Their little house was in the woods so it was only a short walk to the berry patch. Tai-Tai carried a small silver pail that was only for putting blackberries in and it held just the right amount for one pies worth of berries. It had been in the family forever, and Tai-Tai was far from the first child that had carried it.

She had picked half a pail when she heard a sound not far behind her, it was sort of a grunt and sort of a grown and sort of a sign. The ten year old girl knew exactly what kind of animal made that sort of sound, and she knew why. It was a brown bear and it loved blackberries just as much as she and her aunt did. The berries grew in the woods and the humans and bear shared them as did other creatures that lived there.

But Tai-Tai knew she was in trouble because bears did not always ask politely if they could have some berried, sometimes they just took them an because they had long claws on the end of their paws, the person holding the pail could get scratched. Rather badly I am afraid.

Now Tai-Tai had an emergency plan for when something like this happened. She knew of a small cave close by and swift as could be she darted into the cave as far as she could go, because even though it was a cave to her it was really just a huge hole in the side of a hill.

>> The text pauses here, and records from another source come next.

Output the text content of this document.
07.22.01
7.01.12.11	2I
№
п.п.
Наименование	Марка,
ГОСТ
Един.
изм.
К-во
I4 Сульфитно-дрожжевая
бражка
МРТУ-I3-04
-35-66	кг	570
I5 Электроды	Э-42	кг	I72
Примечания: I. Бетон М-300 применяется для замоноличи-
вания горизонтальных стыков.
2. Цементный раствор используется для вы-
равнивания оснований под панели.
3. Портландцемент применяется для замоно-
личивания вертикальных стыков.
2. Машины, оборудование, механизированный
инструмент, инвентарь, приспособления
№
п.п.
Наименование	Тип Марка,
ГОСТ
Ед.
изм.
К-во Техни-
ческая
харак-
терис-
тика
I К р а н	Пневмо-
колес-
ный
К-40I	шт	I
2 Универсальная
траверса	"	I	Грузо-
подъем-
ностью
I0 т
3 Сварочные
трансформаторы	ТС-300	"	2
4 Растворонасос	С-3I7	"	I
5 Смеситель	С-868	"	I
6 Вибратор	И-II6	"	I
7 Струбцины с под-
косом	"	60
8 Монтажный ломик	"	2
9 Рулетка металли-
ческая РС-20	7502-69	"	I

The bear came after her with a roar that silenced the woods and made Tai-Tai tremble. In her agitation she picked up a stick and rolled it between her palms back and forth, forth and back. What to do? What to do? It seemed like she had been pondering that question for a long time, really three minutes, but a very long three minutes, and she rolled her eyes in exasperation at her predicament. As she did so she saw something on the roof of the cave.

It was a spider web that stretched from side to side and in the center was a spider, a rather large gray spider that looked down thoughtfully as the girl looked thoughtfully up.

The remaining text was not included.